Écart de réalités et jeunes délaissés

À l’heure du déconfinement, les mesures prises le sont sur base d’une famille stéréotypée : « papa, maman, les enfants », qui ne représentent pourtant qu’un petit quart des ménages en Belgique. Colocations, familles recomposées, gardes alternées, enfants en institutions, familles nombreuses, familles monoparentales, habitats groupés… les situations impensées dans le cadre des mesures de déconfinement sont légion. C’est inquiétant, car cela révèle de manière crue, l’écart entre les réalités des différentes familles et ce qui entre dans le concept de famille au niveau des décideurs et décideuses politiques.

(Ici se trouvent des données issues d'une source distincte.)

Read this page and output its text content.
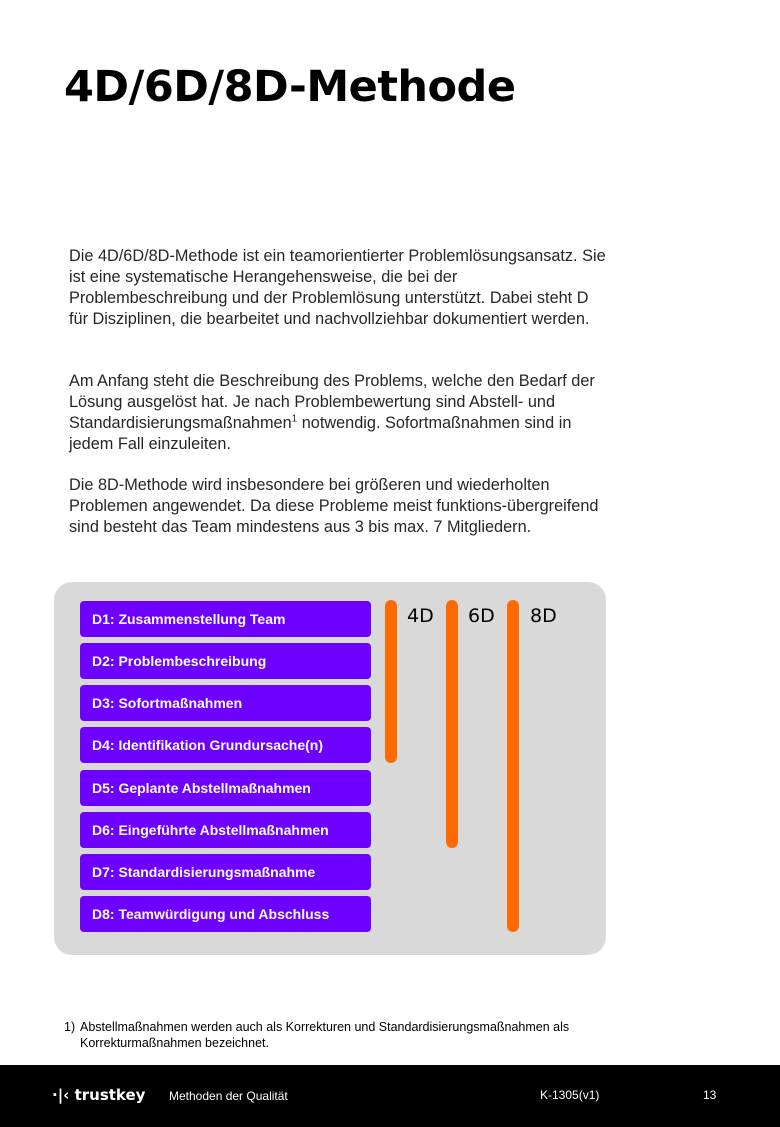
4D/6D/8D-Methode

Die 4D/6D/8D-Methode ist ein teamorientierter Problemlösungsansatz. Sie ist eine systematische Herangehensweise, die bei der Problembeschreibung und der Problemlösung unterstützt. Dabei steht D für Disziplinen, die bearbeitet und nachvollziehbar dokumentiert werden.

Am Anfang steht die Beschreibung des Problems, welche den Bedarf der Lösung ausgelöst hat. Je nach Problembewertung sind Abstell- und Standardisierungsmaßnahmen$^1$ notwendig. Sofortmaßnahmen sind in jedem Fall einzuleiten.

Die 8D-Methode wird insbesondere bei größeren und wiederholten Problemen angewendet. Da diese Probleme meist funktions-übergreifend sind besteht das Team mindestens aus 3 bis max. 7 Mitgliedern.

D1: Zusammenstellung Team
D2: Problembeschreibung
D3: Sofortmaßnahmen
D4: Identifikation Grundursache(n)
D5: Geplante Abstellmaßnahmen
D6: Eingeführte Abstellmaßnahmen
D7: Standardisierungsmaßnahme
D8: Teamwürdigung und Abschluss
4D 6D 8D
1) Abstellmaßnahmen werden auch als Korrekturen und Standardisierungsmaßnahmen als Korrekturmaßnahmen bezeichnet.
·|‹ trustkey Methoden der Qualität	K-1305(v1)	13
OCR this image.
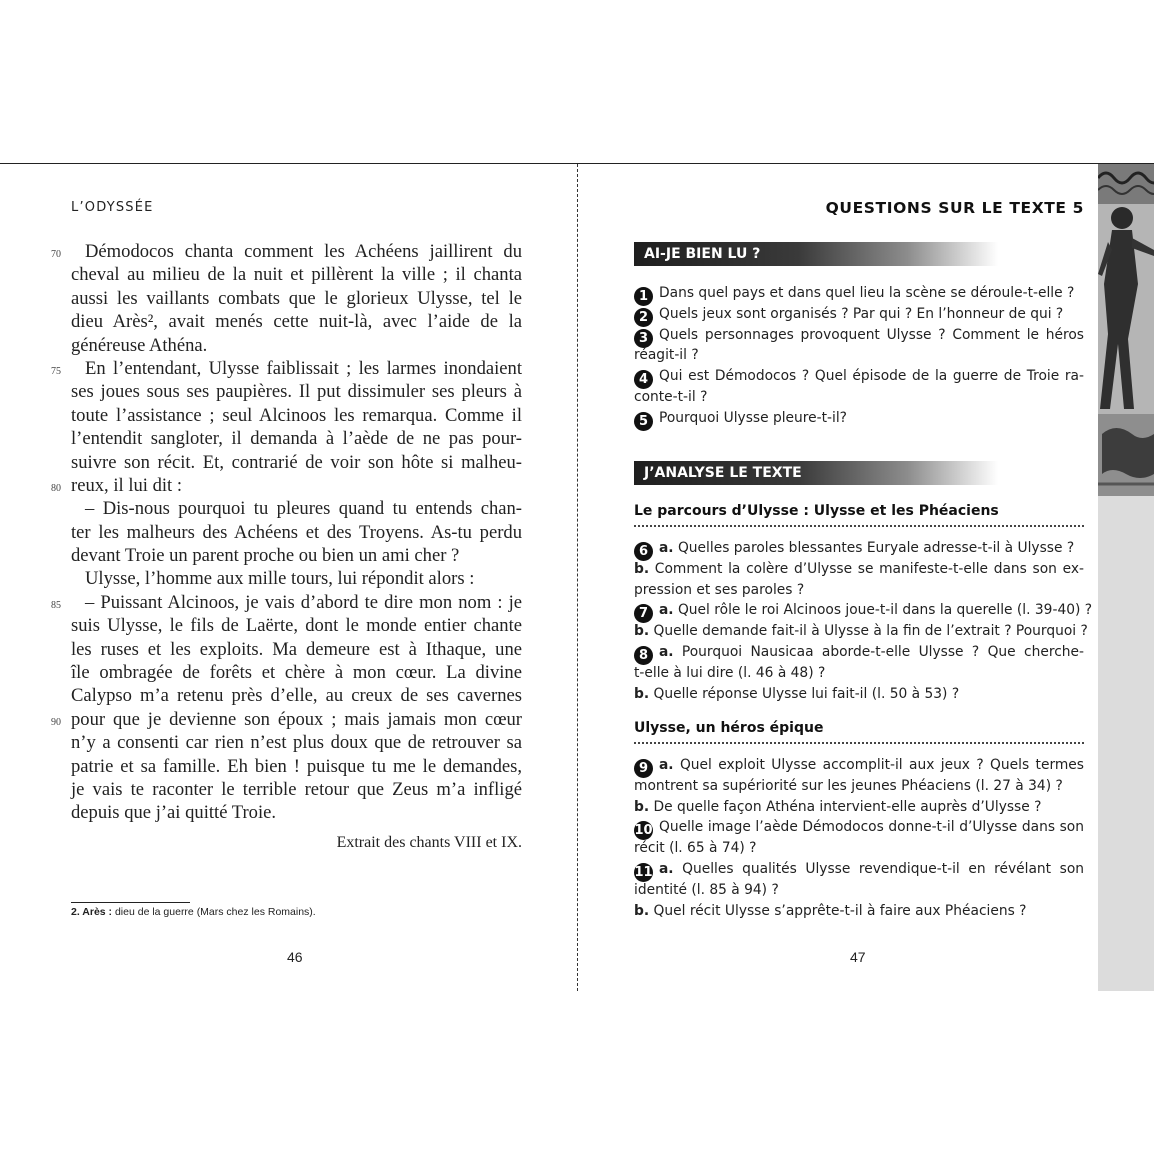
L’ODYSSÉE
70 Démodocos chanta comment les Achéens jaillirent du
cheval au milieu de la nuit et pillèrent la ville ; il chanta
aussi les vaillants combats que le glorieux Ulysse, tel le
dieu Arès², avait menés cette nuit-là, avec l’aide de la
généreuse Athéna.
75 En l’entendant, Ulysse faiblissait ; les larmes inondaient
ses joues sous ses paupières. Il put dissimuler ses pleurs à
toute l’assistance ; seul Alcinoos les remarqua. Comme il
l’entendit sangloter, il demanda à l’aède de ne pas pour-
suivre son récit. Et, contrarié de voir son hôte si malheu-
80 reux, il lui dit :
– Dis-nous pourquoi tu pleures quand tu entends chan-
ter les malheurs des Achéens et des Troyens. As-tu perdu
devant Troie un parent proche ou bien un ami cher ?
Ulysse, l’homme aux mille tours, lui répondit alors :
85 – Puissant Alcinoos, je vais d’abord te dire mon nom : je
suis Ulysse, le fils de Laërte, dont le monde entier chante
les ruses et les exploits. Ma demeure est à Ithaque, une
île ombragée de forêts et chère à mon cœur. La divine
Calypso m’a retenu près d’elle, au creux de ses cavernes
90 pour que je devienne son époux ; mais jamais mon cœur
n’y a consenti car rien n’est plus doux que de retrouver sa
patrie et sa famille. Eh bien ! puisque tu me le demandes,
je vais te raconter le terrible retour que Zeus m’a infligé
depuis que j’ai quitté Troie.
Extrait des chants VIII et IX.
2. Arès : dieu de la guerre (Mars chez les Romains).
46
QUESTIONS SUR LE TEXTE 5
AI-JE BIEN LU ?
1 Dans quel pays et dans quel lieu la scène se déroule-t-elle ?
2 Quels jeux sont organisés ? Par qui ? En l’honneur de qui ?
3 Quels personnages provoquent Ulysse ? Comment le héros
réagit-il ?
4 Qui est Démodocos ? Quel épisode de la guerre de Troie ra-
conte-t-il ?
5 Pourquoi Ulysse pleure-t-il?
J’ANALYSE LE TEXTE
Le parcours d’Ulysse : Ulysse et les Phéaciens
6 a. Quelles paroles blessantes Euryale adresse-t-il à Ulysse ?
b. Comment la colère d’Ulysse se manifeste-t-elle dans son ex-
pression et ses paroles ?
7 a. Quel rôle le roi Alcinoos joue-t-il dans la querelle (l. 39-40) ?
b. Quelle demande fait-il à Ulysse à la fin de l’extrait ? Pourquoi ?
8 a. Pourquoi Nausicaa aborde-t-elle Ulysse ? Que cherche-
t-elle à lui dire (l. 46 à 48) ?
b. Quelle réponse Ulysse lui fait-il (l. 50 à 53) ?
Ulysse, un héros épique
9 a. Quel exploit Ulysse accomplit-il aux jeux ? Quels termes
montrent sa supériorité sur les jeunes Phéaciens (l. 27 à 34) ?
b. De quelle façon Athéna intervient-elle auprès d’Ulysse ?
10 Quelle image l’aède Démodocos donne-t-il d’Ulysse dans son
récit (l. 65 à 74) ?
11 a. Quelles qualités Ulysse revendique-t-il en révélant son
identité (l. 85 à 94) ?
b. Quel récit Ulysse s’apprête-t-il à faire aux Phéaciens ?
47
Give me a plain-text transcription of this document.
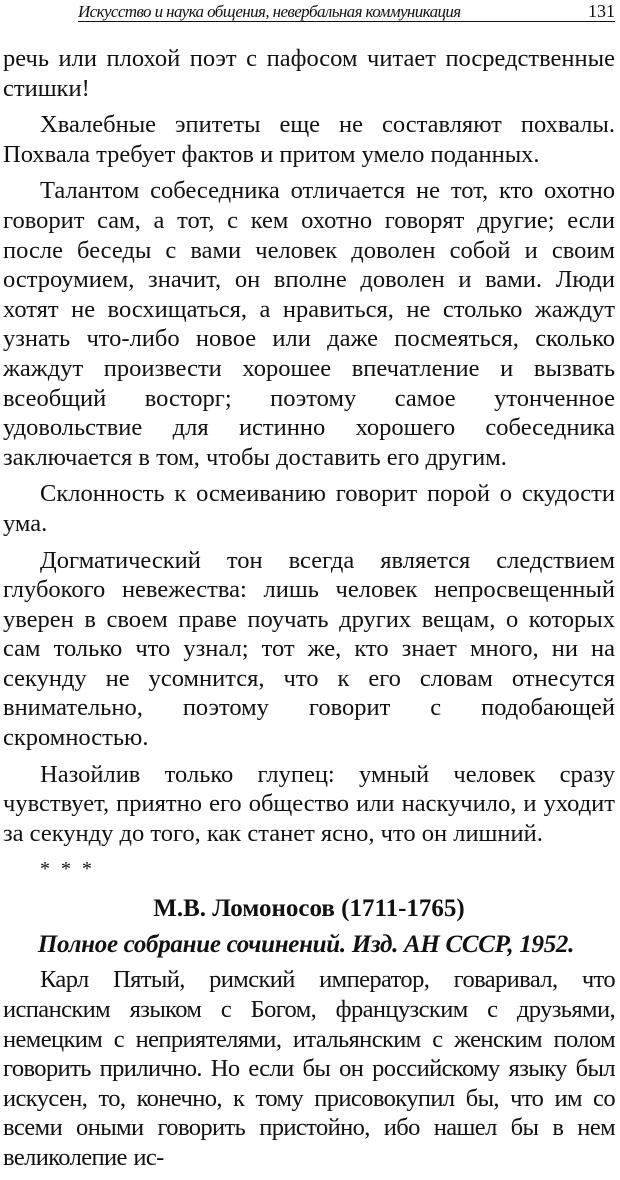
Искусство и наука общения, невербальная коммуникация	131

речь или плохой поэт с пафосом читает посредственные стишки!

Хвалебные эпитеты еще не составляют похвалы. Похвала требует фактов и притом умело поданных.

Талантом собеседника отличается не тот, кто охотно говорит сам, а тот, с кем охотно говорят другие; если после беседы с вами человек доволен собой и своим остроумием, значит, он вполне доволен и вами. Люди хотят не восхищаться, а нравиться, не столько жаждут узнать что-либо новое или даже посмеяться, сколько жаждут произвести хорошее впечатление и вызвать всеобщий восторг; поэтому самое утонченное удовольствие для истинно хорошего собеседника заключается в том, чтобы доставить его другим.

Склонность к осмеиванию говорит порой о скудости ума.

Догматический тон всегда является следствием глубокого невежества: лишь человек непросвещенный уверен в своем праве поучать других вещам, о которых сам только что узнал; тот же, кто знает много, ни на секунду не усомнится, что к его словам отнесутся внимательно, поэтому говорит с подобающей скромностью.

Назойлив только глупец: умный человек сразу чувствует, приятно его общество или наскучило, и уходит за секунду до того, как станет ясно, что он лишний.

* * *
М.В. Ломоносов (1711-1765)
Полное собрание сочинений. Изд. АН СССР, 1952.

Карл Пятый, римский император, говаривал, что испанским языком с Богом, французским с друзьями, немецким с неприятелями, итальянским с женским полом говорить прилично. Но если бы он российскому языку был искусен, то, конечно, к тому присовокупил бы, что им со всеми оными говорить пристойно, ибо нашел бы в нем великолепие ис-
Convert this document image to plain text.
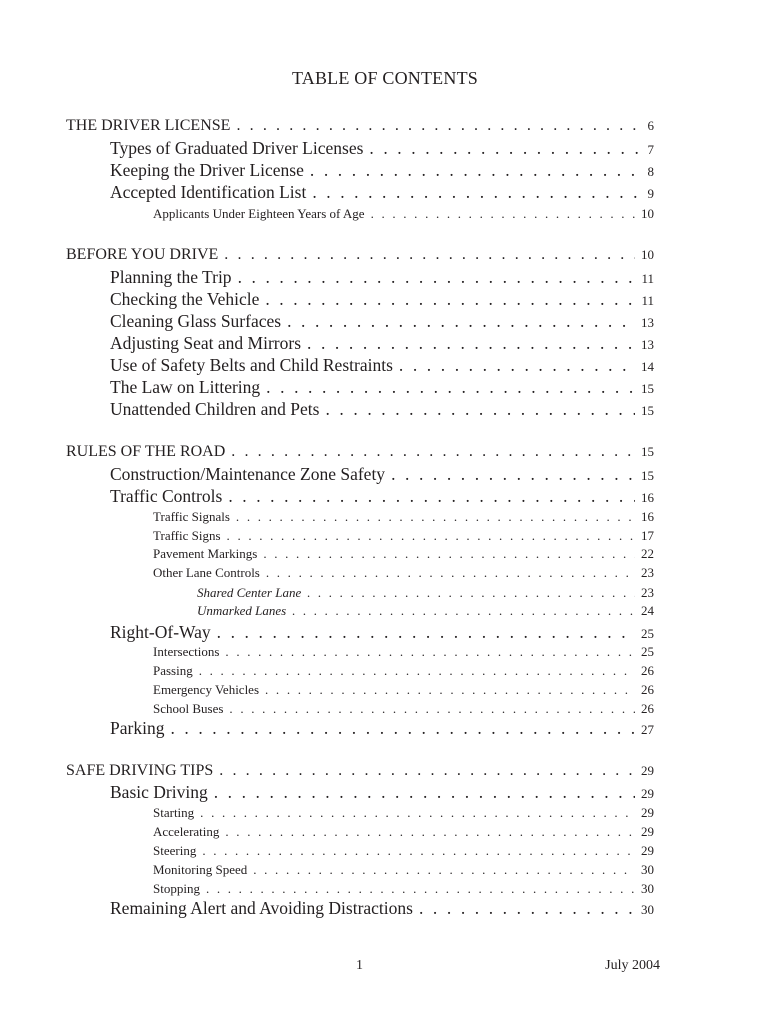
TABLE OF CONTENTS
THE DRIVER LICENSE . . .	6
Types of Graduated Driver Licenses . . .	7
Keeping the Driver License . . .	8
Accepted Identification List . . .	9
Applicants Under Eighteen Years of Age . . .	10
BEFORE YOU DRIVE . . .	10
Planning the Trip . . .	11
Checking the Vehicle . . .	11
Cleaning Glass Surfaces . . .	13
Adjusting Seat and Mirrors . . .	13
Use of Safety Belts and Child Restraints . . .	14
The Law on Littering . . .	15
Unattended Children and Pets . . .	15
RULES OF THE ROAD . . .	15
Construction/Maintenance Zone Safety . . .	15
Traffic Controls . . .	16
Traffic Signals . . .	16
Traffic Signs . . .	17
Pavement Markings . . .	22
Other Lane Controls . . .	23
Shared Center Lane . . .	23
Unmarked Lanes . . .	24
Right-Of-Way . . .	25
Intersections . . .	25
Passing . . .	26
Emergency Vehicles . . .	26
School Buses . . .	26
Parking . . .	27
SAFE DRIVING TIPS . . .	29
Basic Driving . . .	29
Starting . . .	29
Accelerating . . .	29
Steering . . .	29
Monitoring Speed . . .	30
Stopping . . .	30
Remaining Alert and Avoiding Distractions . . .	30
1	July 2004
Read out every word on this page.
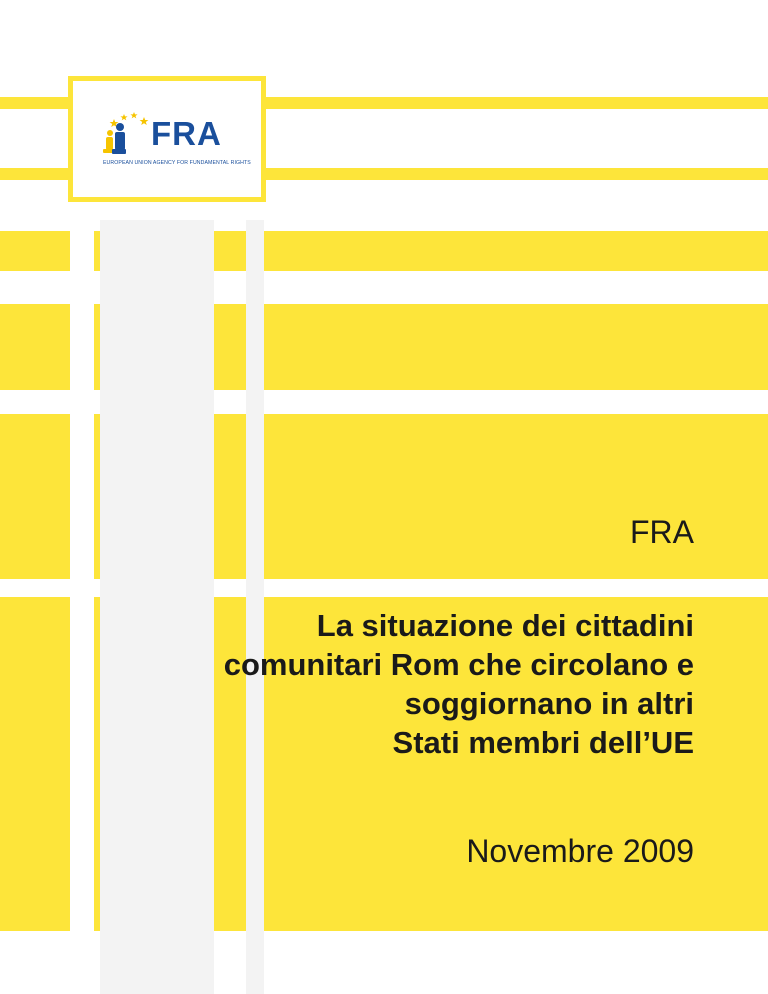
FRA
EUROPEAN UNION AGENCY FOR FUNDAMENTAL RIGHTS
FRA
La situazione dei cittadini
comunitari Rom che circolano e
soggiornano in altri
Stati membri dell’UE
Novembre 2009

Les enfants, quant à eux, n’ont commencé à exister dans le discours public qu’à partir du mois de mai. Ils ont vécu de longues semaines dans une réalité chamboulée, sans plus aucun contact physique avec les enfants de leur âge et, parfois, avec un accès très limité à l’extérieur.

Les adolescentes et adolescents n’ont presque pas été pris·e·s en compte. À un stade de développement où ils et elles construisent leur identité avec et au contact de leurs pairs, ils et elles se sont retrouvé·e·s privé·e·s de lien, sans retour à l’école en fin d’année, sans activités extrascolaires et à l’école en présentiel à mi-temps à partir d’octobre. Pointée du doigt comme propagatrice insouciante d’un virus qui l’affecte peu, la jeunesse a une fois de plus dû subir la marginalisation et le phénomène de bouc émissaire.

2021 : de l’espoir et de l’engagement

L’année 2021 est placé sous le signe de l’espoir. Espoir de fin de crise sanitaire, espoir de politiques familiales adaptées. Le Baromètre des parents 2020 le montre bien, certaines catégories de familles souffrent plus que d’autres : les parents d’enfants porteurs de handicap, les familles monoparentales et les familles nombreuses sont particulièrement à risque de pauvreté et d’isolement social. C’est vers elles et eux que doit principalement se tourner l’action des pouvoirs publics dans le cadre de la (sortie de) crise sanitaire.

Pour la Ligue des familles, 2021 est l’occasion de prendre de bonnes résolutions. À vrai dire, elles sont les mêmes depuis de nombreuses années : transformer la société pour la rendre compatible avec les réalités de toutes les familles. Construire avec les parents des solutions concrètes pour améliorer les conditions de vie et d’avenir de tou·te·s. Mettre en œuvre la solidarité via l’équité, qui dépasse l’égalité stricte des droits, pour soutenir de manière plus accrue celles et ceux qui en ont le plus besoin.